Note: The following is written assuming you are hitting OOM with the exact query you provided and without any knowledge of your ES version, current heap size, number of nodes, number of shards per daily index, or range of dates you are searching over. I have tried to show as much workings as possible so you can adapt things if some/all of my assumptions are not true.

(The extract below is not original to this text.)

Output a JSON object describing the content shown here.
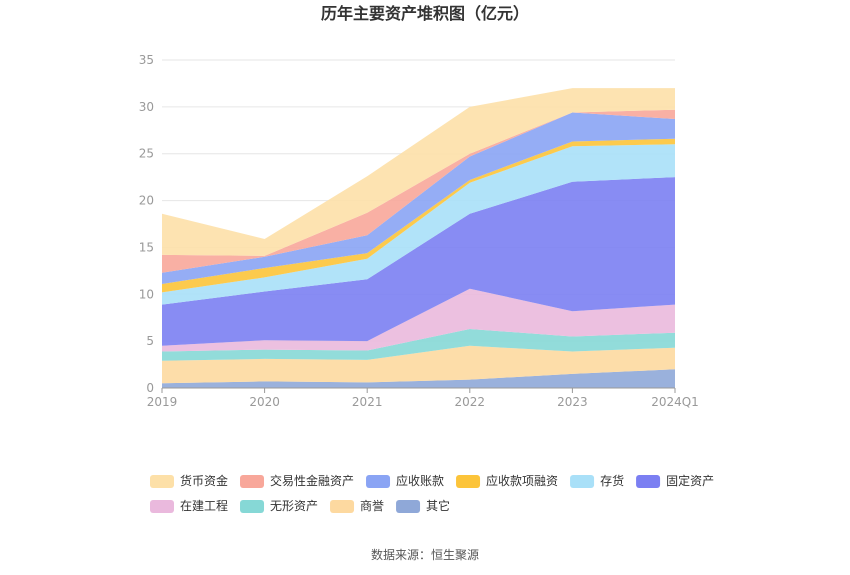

To explain a little bit of why this aggregation might be taking up so much memory the following is a rough calculation of the memory the cardinality aggregation will require (note that the terms aggregation and date_histogram aggregation will also have a memory footprint but I am ignoring that for now):
Memory used by the cardinality aggregation for a single bucket: 8 * precision_threshold bytes = 8 * 30000 bytes = 240,000 bytes = 234.375 kB
The histogram aggregation is asking for D days of data and you are returning 5 versions for each day, so the memory required to caculate the cardinalty across all the buckets is:
D * 5 * 234.375 kB = D * 1.144MB.
This is the memory footprint of the result of the cardinality aggregation returned by each shard. So if you have S shards per daily index, the client node will need:
(S + 1) * D * 1.144MB
Note: Since your indices are daily each shard should only return a single date histogram bucket to the client node. The extra 1 is for the resulting data structure after the shard results are reduced into the final result.
So if S is 5 (the default) and D is 365 the cardinality aggregation will require ~2GB of memory across all the buckets. If you have a small heap size set on your nodes (e.g. 4GB) I could see this causing an OOM especially if these queries are being run concurrently by different users.
The terms aggregation does have a collect_mode option and an execution_hint option which are designed to reduce the memory usage in particular situations but unfortunately they will not help here as they are options for reducing memory usage on the shard collection stage and not the reduce stage.
The options I see is to do one (or more) of:
- Limit the number of buckets that can be produced by the request; e.g. limit your request to less days worth of data.
- Limit the memory usage of the cardinality aggregation in each individual bucket by reducing the precision_threshold. This will use less memory per bucket at the cost of some precision.
- Increase ES_HEAP_SIZE on your nodes to accomodate the memory pressure. Note that if you are already running nodes with 30GB heaps you will probably need to start more client nodes and spread the incoming requests among them
Hope that helps